Men and women of Toulouse, unemployed, mothers, pensioners, people from Ariège, all here to support the young minor-adults. The latter are young people who, having entered the country have been integrated into foster families, are studying, even learning a trade...They have no or little family in their home countries. They cannot be sent back while minors, but as a birthday present, upon coming of age, they get a notification of deportation. The prefectures (translator's note: sub-regional jurisdiction) leave nothing out! And the departmental quota (translator's note: sub-regional quota set by the government) must be reached!
Then there's the young north african lady, shivering alone on a bench in the hall outside the courtroom. Married to a frenchman she came to our beloved country and recieved a resident's card, but after divorcing and moving, upon advising the Lot prefecture of her change of situation and address, a zealous employee nicked her card and so she became, on the spot "sans papier" and subject to expulsion.

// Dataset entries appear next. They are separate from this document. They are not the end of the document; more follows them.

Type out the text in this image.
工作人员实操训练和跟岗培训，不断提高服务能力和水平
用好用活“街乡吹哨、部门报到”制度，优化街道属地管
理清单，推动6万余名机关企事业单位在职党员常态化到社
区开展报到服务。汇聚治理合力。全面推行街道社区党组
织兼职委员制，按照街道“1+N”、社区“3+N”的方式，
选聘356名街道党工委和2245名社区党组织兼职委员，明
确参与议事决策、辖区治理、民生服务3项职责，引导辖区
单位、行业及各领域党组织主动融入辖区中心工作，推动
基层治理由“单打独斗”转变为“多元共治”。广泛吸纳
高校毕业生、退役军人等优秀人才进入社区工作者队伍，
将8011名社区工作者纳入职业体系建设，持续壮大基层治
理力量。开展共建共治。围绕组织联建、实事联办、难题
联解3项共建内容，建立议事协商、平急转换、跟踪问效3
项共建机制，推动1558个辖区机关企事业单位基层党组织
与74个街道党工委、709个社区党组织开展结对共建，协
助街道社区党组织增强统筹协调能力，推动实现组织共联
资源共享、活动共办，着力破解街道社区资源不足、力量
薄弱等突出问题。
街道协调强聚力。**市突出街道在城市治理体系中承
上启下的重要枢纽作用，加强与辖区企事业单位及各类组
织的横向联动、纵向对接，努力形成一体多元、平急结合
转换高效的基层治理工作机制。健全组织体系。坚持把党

There's also the young congolese man, who came to France with his mother and brother for the funeral of his father, who died "brutally" in a police station of the 18th arrondissement of Paris. His lawyer shows a letter from the interior minister of the time (our present president) authorising him to reside in the country "for the duration of the inquest". The family lodged a complaint, but one can imagine how long it takes for an inquest against the french police to proceed...So now, the prefect of Haute-Garonne is asking for the expulsion of the son.

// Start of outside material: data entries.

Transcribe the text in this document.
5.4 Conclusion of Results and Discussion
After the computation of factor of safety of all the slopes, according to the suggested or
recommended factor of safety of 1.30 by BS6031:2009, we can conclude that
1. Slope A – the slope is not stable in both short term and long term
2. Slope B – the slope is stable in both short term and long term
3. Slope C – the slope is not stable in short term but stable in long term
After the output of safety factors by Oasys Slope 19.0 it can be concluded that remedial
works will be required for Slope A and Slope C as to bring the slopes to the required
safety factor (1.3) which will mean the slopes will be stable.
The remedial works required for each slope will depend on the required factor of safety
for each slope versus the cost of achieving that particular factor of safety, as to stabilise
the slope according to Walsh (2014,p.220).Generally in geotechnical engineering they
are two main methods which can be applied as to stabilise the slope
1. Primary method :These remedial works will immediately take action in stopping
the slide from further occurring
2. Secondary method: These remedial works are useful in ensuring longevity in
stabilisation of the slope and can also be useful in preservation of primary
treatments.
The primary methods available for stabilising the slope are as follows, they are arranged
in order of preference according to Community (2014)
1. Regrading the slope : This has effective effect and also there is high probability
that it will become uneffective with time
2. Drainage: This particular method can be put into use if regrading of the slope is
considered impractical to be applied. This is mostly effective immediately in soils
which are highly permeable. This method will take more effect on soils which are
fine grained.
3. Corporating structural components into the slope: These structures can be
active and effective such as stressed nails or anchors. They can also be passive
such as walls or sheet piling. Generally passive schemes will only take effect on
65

Many more await their turn. It's the "justice" square before or during the detention center, a kind of washing machine of which the role is not so much to judge the content but rather the legal form of expulsion, armed with a law, more and more repressive and discriminatory. That morning, there were many slices of life and suffering, kneaded by this soulless machine, which obeys to the sole criteria that is the "legal" expulsion of 25 000 men, women and children by the 31st of December.
I have re-read Erich Maria Remarque. Love one another (Liebe deinen nächsten). It's a book published in 1939 and which tells of the incredible journeys of german jews, stateless, "Heimatlose", fleeing through Europe the Nazis in power in Germany. But this novel tells us about what is going on, right now, in the french tribunals, in the french detention centers, on the french streets...in the country of the declaration of "human rights" which our our marvelous elites revel in.